The class in question was for “intermediate” writers. Am I an intermediate writer? I wondered. After speaking with a few friends, I realized I certainly wasn’t a beginner. And the next step after beginner? Intermediate.
So on Sunday night–a mere four days before the class was due to begin–I got up the nerve. I combed through blog posts and articles deciding which to send. Reading things I wrote in my first writing class five years ago, I realized how much I had improved in that time. But would this man think I was good enough for his class?
I should note that my potential teacher is the head of the Great Smokies Writing Program. He teaches in not one but two Master of Fine Arts programs. He has written more than a few books and was just voted Best Creative Writing Teacher in western North Carolina. What was going through my head? That line from the old New York Lotto commercials, “Hey, you never know.”
So on Sunday night, I sent off my request: How I’d walked a five hundred mile pilgrimage across Spain. How I had 50,000 words written so far. Links to my posts on Busted Halo. Four pages from my draft.
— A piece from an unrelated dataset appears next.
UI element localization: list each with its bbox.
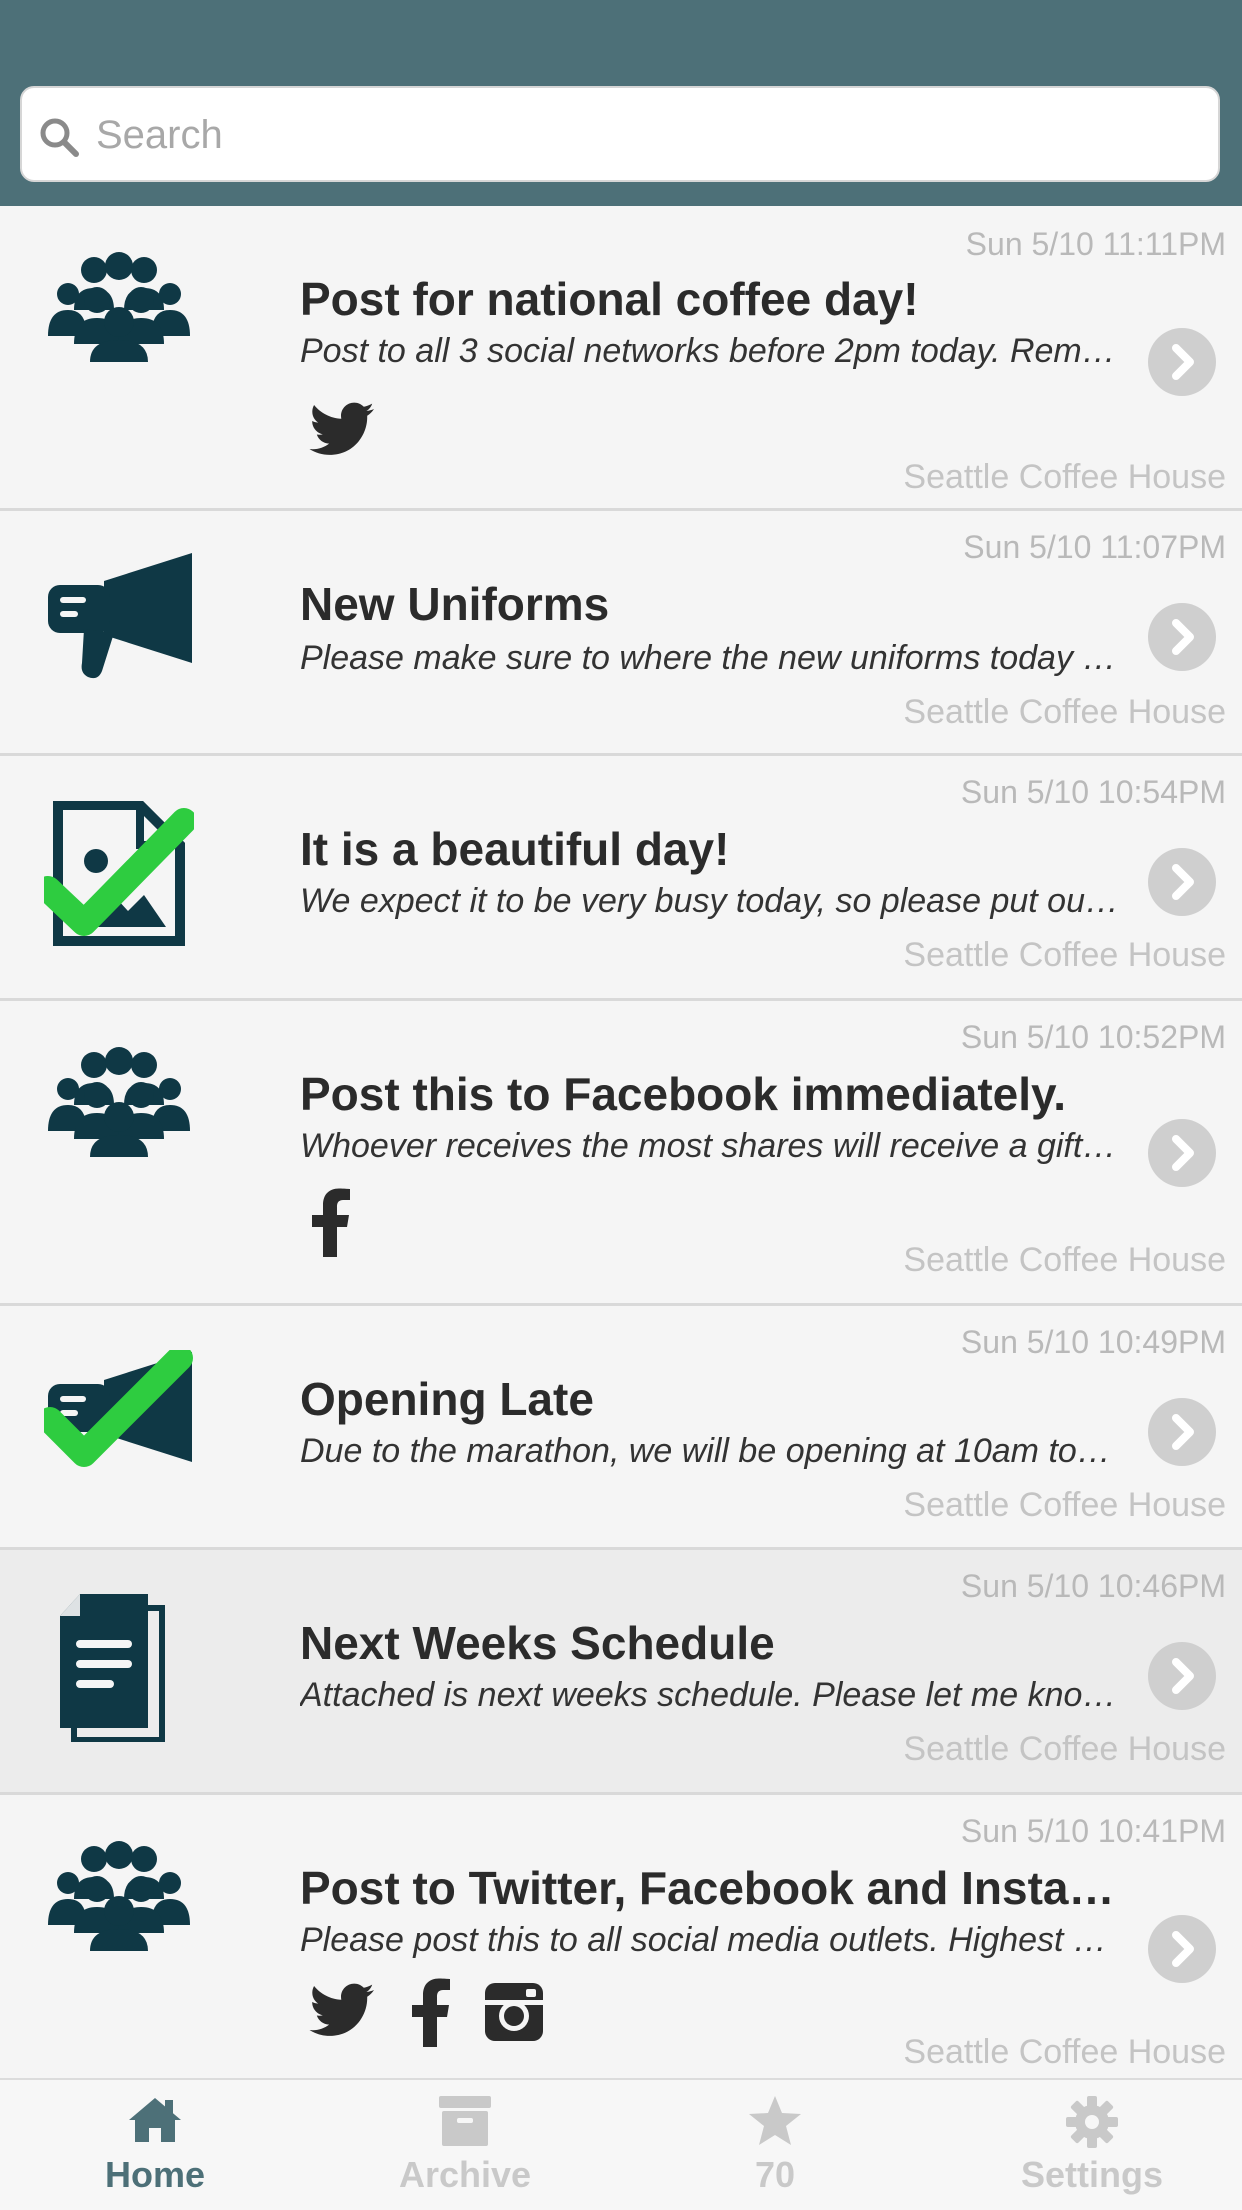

On Monday morning, his response contained the words, “I love this” and “I have one opening in my class.” I was a little stunned.
Prior to five years ago, the only writing classes I had ever taken were forced upon me. I read Odysseus and wrote papers about the virtues of his long-waiting wife Penelope. I memorized the first paragraph of Moby Dick (and still, if pushed, can recite the first line). Prior to 2008, the last “creative” piece I wrote was probably for Mrs. Farina in sixth grade when our assignment was to describe our bedrooms. I’d written a line about the radio tower lights I could see blinking over the Catskills outside my bedroom window. I can still see her red-inked compliment next to that line. A smile crosses my lips when I think about how much that single compliment meant to me.
Prior to that, my greatest writing joy came from my mother’s laugh at a Christmas poem I had written in which I referred to “Holy Mother Mary and her husband Joe” (It was a rhyming poem. The previous line ended with “snow.”)
At some point, I deemed my writing only good enough for diaries. I hid them from the prying eyes of my siblings: under mattresses, in filing cabinets, and between winter sweaters stacked in my closet.
And then, my voice came out again: on the campus of the John C. Campbell Folk School. My classmates–complete strangers–complimented my style. Upon my return home, I got brave enough to read stories to my family after Easter dinner (much scarier than reading them in any public forum). And when friends asked me to write a book, I said, “No way. But how about a blog?” And five hundred of you liked it so much you subscribed to it.
The story now has a new chapter. On Thursday I will take my seat in an Advanced Creative Prose Workshop. And for the next fifteen weeks, Thursday nights may just be the best night of the week. Homework and all.
8 Comments Add yours
Hi Rebecca…that’s awesome! Congratulations…but I’m not lying when I say, I’m NOT surprised…now, get out there girlfriend and make your fans proud!…peace and good, pat
I couldn’t be prouder if I had won the Pulitzer myself. It has been such a joy watching you emerge from the tentative writer I met at JCCFS into this advanced writer who is on her way to great things. I know it. You will enjoy this class and find such confidence in yourself and your work with a good teacher and motivated peers.
I feel like my own daughter, if I had one, had sent me this great news. You are very special.
Oh, thank you Glenda. I’m so lucky to have wonderful people in my life–like you–to guide me on the journey:)
Bravo! What a great story, Rebecca. Could I share it in Winning Ways?
Yes, you may!
At age 75 I enrolled this year in a certification program through Princeton Theological Seminary. Needless to say, I share your angst!!